By defining p64 and p32 in the example above you can control the number of processes on each node for the different node types (64GB memory and 32GB memory). This corresponds to the qsub job option "-l mppnppn=32" for mono node type mpp jobs (see examples in previous chapters above). Important to know is the maximum value is 32, the number of cores of each mpp node.

Deprecated CRAY qsub syntax using mppwidth, mppnppn, mppdepth, feature

The qsub arguments specially available for CRAY XE6 system (mppwidth, mppnppn, mppdepth, feature) is deprecated in the new batch system version. Most functionalities of those qsub arguments are still available in this new batch system version. Nevertheless, we recommend not to use this qsub arguments. Please use following syntax:


 qsub -l nodes=2:ppn=32:mem32gb <myjobscript>

(replaces: qsub -l mppwidth=64,mppnppn=32,feature=mem32gb)

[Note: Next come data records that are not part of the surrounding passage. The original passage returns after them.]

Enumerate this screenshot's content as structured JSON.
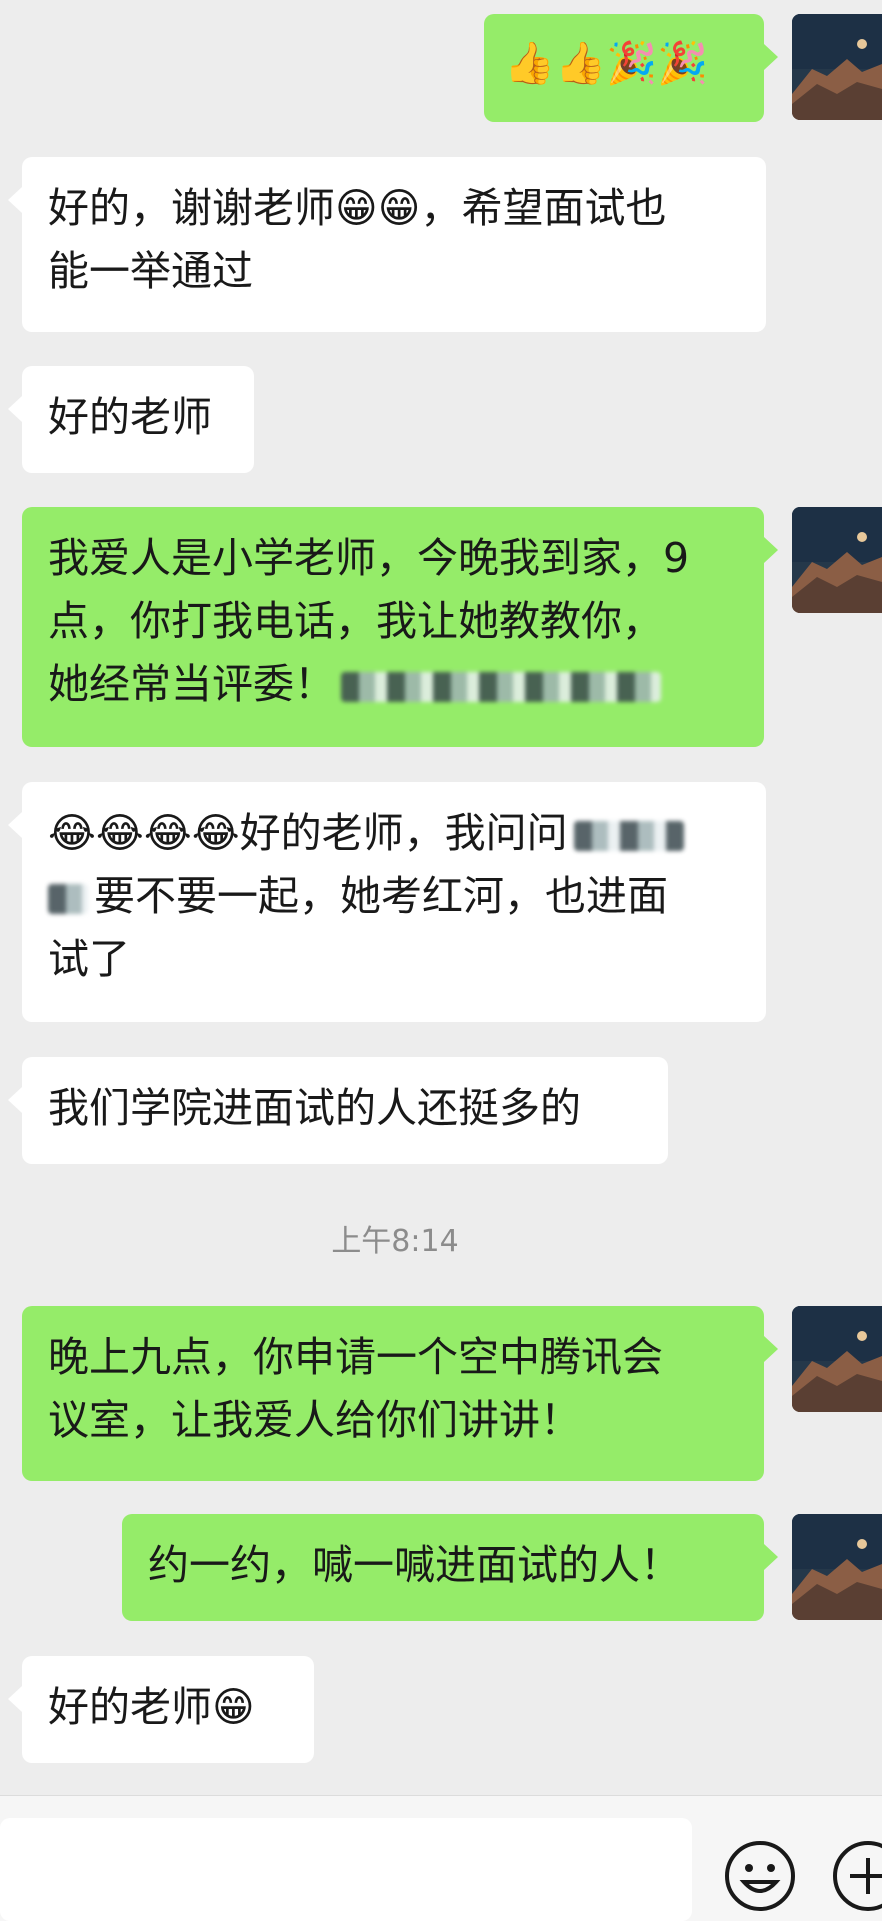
{
  "time_divider": "上午8:14",
  "messages": [
    {
      "side": "out",
      "text": "",
      "emojis": "👍👍🎉🎉"
    },
    {
      "side": "in",
      "text_a": "好的，谢谢老师",
      "emojis": "😁😁",
      "text_b": "，希望面试也",
      "text_c": "能一举通过"
    },
    {
      "side": "in",
      "text": "好的老师"
    },
    {
      "side": "out",
      "line1": "我爱人是小学老师，今晚我到家，9",
      "line2": "点，你打我电话，我让她教教你，",
      "line3": "她经常当评委！"
    },
    {
      "side": "in",
      "emojis": "😂😂😂😂",
      "line1": "好的老师，我问问",
      "line2": "要不要一起，她考红河，也进面",
      "line3": "试了"
    },
    {
      "side": "in",
      "text": "我们学院进面试的人还挺多的"
    },
    {
      "side": "out",
      "line1": "晚上九点，你申请一个空中腾讯会",
      "line2": "议室，让我爱人给你们讲讲！"
    },
    {
      "side": "out",
      "text": "约一约，喊一喊进面试的人！"
    },
    {
      "side": "in",
      "text": "好的老师",
      "emojis": "😁"
    }
  ],
  "input_bar": {
    "emoji_icon": "smiley-icon",
    "plus_icon": "plus-icon"
  },
  "colors": {
    "background": "#ededed",
    "outgoing": "#95ec69",
    "incoming": "#ffffff",
    "time": "#8c8c8c"
  }
}
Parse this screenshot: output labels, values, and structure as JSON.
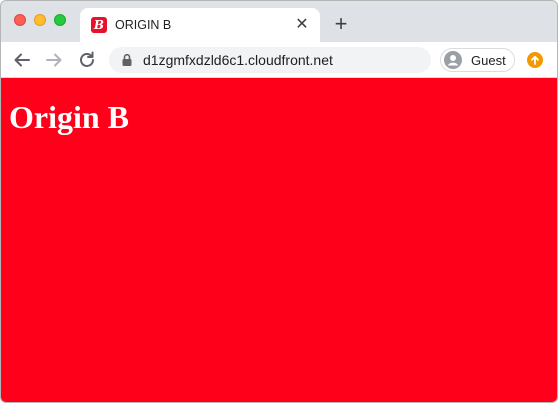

  • nodes: replacement for mppwidth/mppnppn
  • ppn: replacement for mppnppn
  • mem32gb: replacement for feature=mem32gb

Run job on other Account ID

There are Unix groups associated to the project account ID (ACID). To run a job on a non-default project budget, the groupname of this project has to be passed in the group_list:

 qsub -W group_list=<groupname> ...

To get your available groups:

 id 
Warning: Its not possible anymore to use your primary group for groupname!